Closed zhanhb closed 2 years ago
This is weird. I remember specifically testing sudo
on those boxes after a recent change, and they worked just fine. However, looking at the diff again, some of the sudoers
configuration files are now written to /etc/sudoers
instead of /usr/local/etc/sudoers
, so it never should have worked to begin with. Looks like I'll have to do another run of tests some time soon.
As far as I can tell, HardenedBSD and FreeBSD are also affected by this issue (as an example, the diff for freebsd11), so would you mind to include the same fix for those boxes as well?
Command sudo
works fine on freebsd13 and hardenedbsd11, I'm not sure if they need to fixed for freebsd and hardenedbsd.
@timschumi was sudo not working on DragonFlyBSD? I think they're in /usr/local/etc/sudoers.d/
because that was (and is?) the way the BSD sudo package works. If Dfly needs this change, then it's because Dfly changed where it looks for sudoer files by default.
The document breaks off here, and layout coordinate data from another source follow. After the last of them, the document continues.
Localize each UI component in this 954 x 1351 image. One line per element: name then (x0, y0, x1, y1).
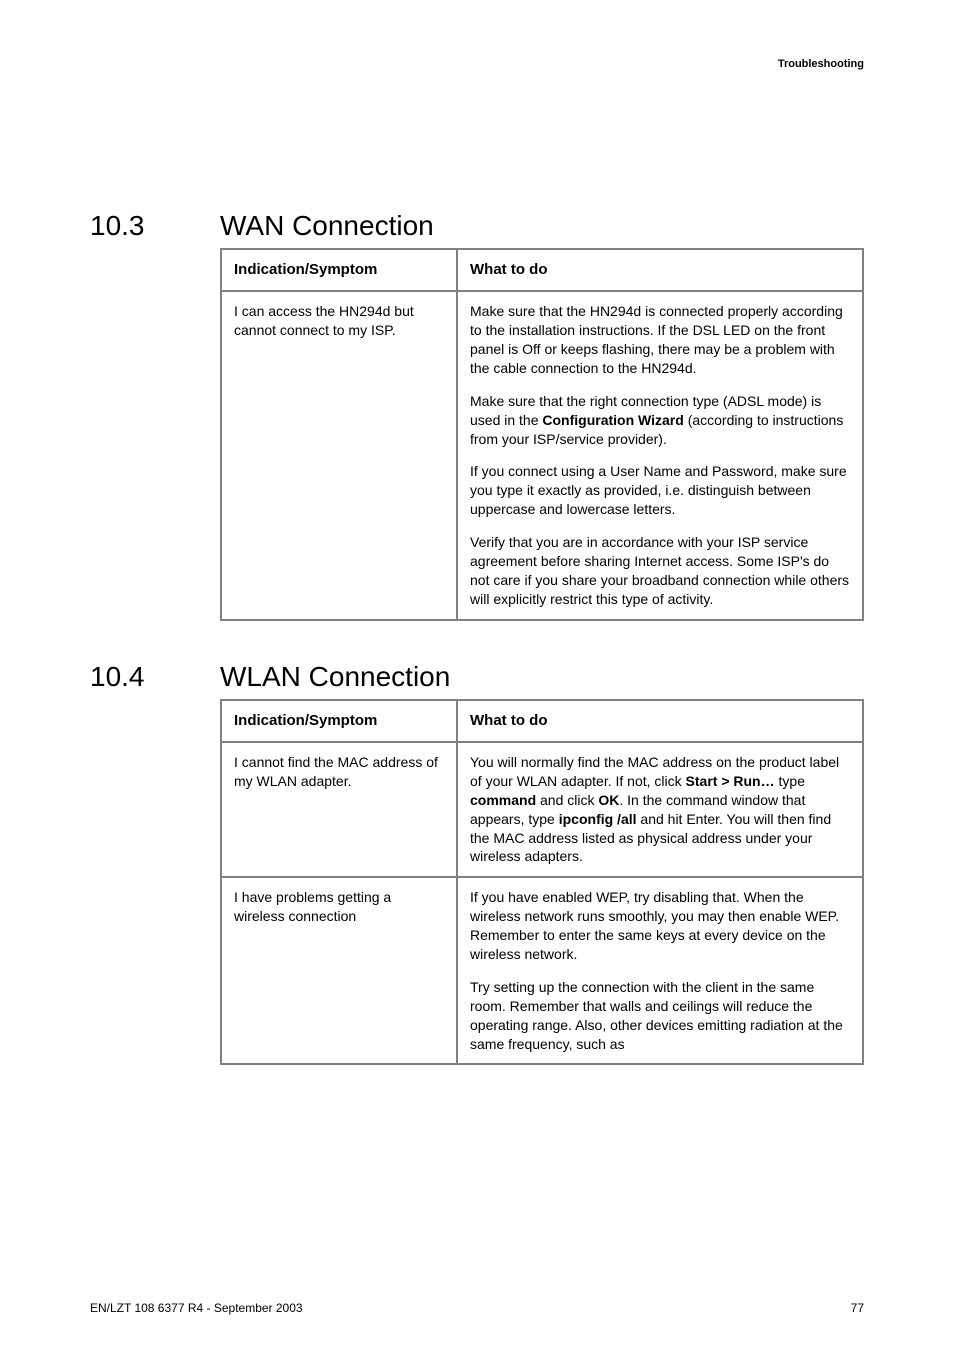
section-title: WAN Connection (220, 210, 434, 242)
action-paragraph: Make sure that the HN294d is connected p… (470, 302, 850, 378)
footer-left: EN/LZT 108 6377 R4 - September 2003 (90, 1301, 303, 1315)
table-row: I cannot find the MAC address of my WLAN… (221, 742, 863, 877)
section-number: 10.4 (90, 661, 220, 693)
action-paragraph: Make sure that the right connection type… (470, 392, 850, 449)
action-paragraph: If you have enabled WEP, try disabling t… (470, 888, 850, 964)
footer-right: 77 (851, 1301, 864, 1315)
section-wan-connection: 10.3 WAN Connection Indication/Symptom W… (90, 210, 864, 621)
symptom-cell: I have problems getting a wireless conne… (221, 877, 457, 1064)
col-header-action: What to do (457, 700, 863, 742)
section-wlan-connection: 10.4 WLAN Connection Indication/Symptom … (90, 661, 864, 1066)
wan-tbody: I can access the HN294d but cannot conne… (221, 291, 863, 619)
action-paragraph: If you connect using a User Name and Pas… (470, 462, 850, 519)
symptom-cell: I cannot find the MAC address of my WLAN… (221, 742, 457, 877)
action-cell: If you have enabled WEP, try disabling t… (457, 877, 863, 1064)
action-paragraph: Try setting up the connection with the c… (470, 978, 850, 1054)
section-title: WLAN Connection (220, 661, 450, 693)
wlan-tbody: I cannot find the MAC address of my WLAN… (221, 742, 863, 1064)
wlan-table: Indication/Symptom What to do I cannot f… (220, 699, 864, 1066)
col-header-action: What to do (457, 249, 863, 291)
wan-table: Indication/Symptom What to do I can acce… (220, 248, 864, 621)
col-header-symptom: Indication/Symptom (221, 700, 457, 742)
action-cell: Make sure that the HN294d is connected p… (457, 291, 863, 619)
action-paragraph: You will normally find the MAC address o… (470, 753, 850, 866)
col-header-symptom: Indication/Symptom (221, 249, 457, 291)
symptom-cell: I can access the HN294d but cannot conne… (221, 291, 457, 619)
action-cell: You will normally find the MAC address o… (457, 742, 863, 877)
section-number: 10.3 (90, 210, 220, 242)
running-header: Troubleshooting (778, 58, 864, 70)
table-row: I have problems getting a wireless conne… (221, 877, 863, 1064)
table-row: I can access the HN294d but cannot conne… (221, 291, 863, 619)
action-paragraph: Verify that you are in accordance with y… (470, 533, 850, 609)
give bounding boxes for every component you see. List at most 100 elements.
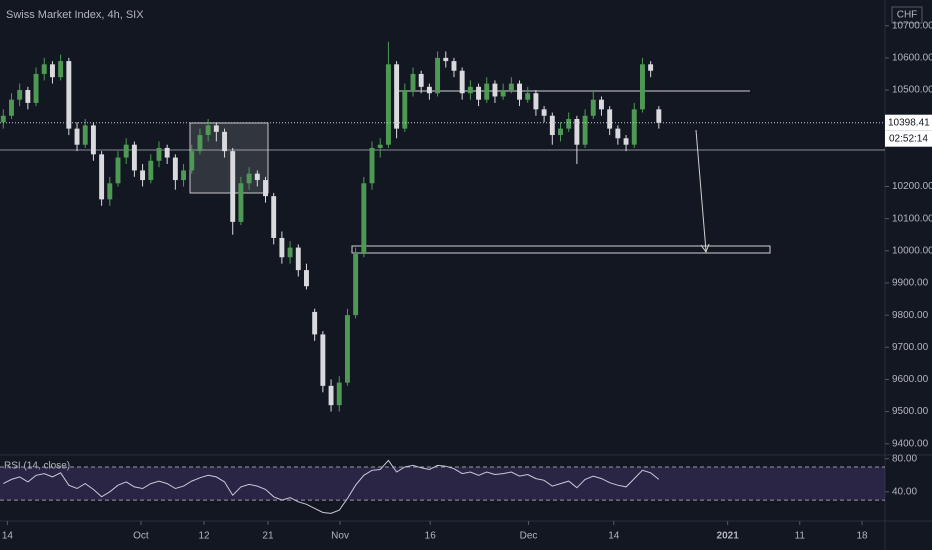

was sudo not working on DragonFlyBSD?
It's possible that I missed dragonfly during my test run because I usually only think of OpenBSD, FreeBSD and HardenedBSD whenever someone mentions "BSD".
If Dfly needs this change, then it's because Dfly changed where it looks for sudoer files by default.
It's the other way around. By applying the recent sudoes file change (the fqdn stuff) we acidentally pasted the wrong sudoers path, so the file is now no longer in /usr/local/etc/sudoers.d
but rather in /etc/sudoers.d
(where it would be on a Linux distro).
This happened with all the BSD boxes (except for OpenBSD, as we never applied the change there, and freebsd13
, as the heredoc already existed and you didn't need to copy over another one), but the non-dfly boxes either do have a very insecure default configuration after installing sudo or they look inside /etc/sudoers.d
anyways.
I tested Dfly and it's broken as well. I read the diff backwards. You're right. I'll move those sudoers back to the right directory.
@timschumi I restored /usr/local/ file path for FreeBSD/HardenedBSD and OpenBSD. So hopefully that was the right call.
Also don't forget about the grandpappy of the bunch NetBSD. Of the still BSDs that are still alive, I think it's the oldest, beating out FreeBSD by a few months. If you want something older you'll need a PDP-11. I loan you mine, but I miss-placed mine, quite awhile back and still haven't found it.
386BSD would be older, but it died a few years ago.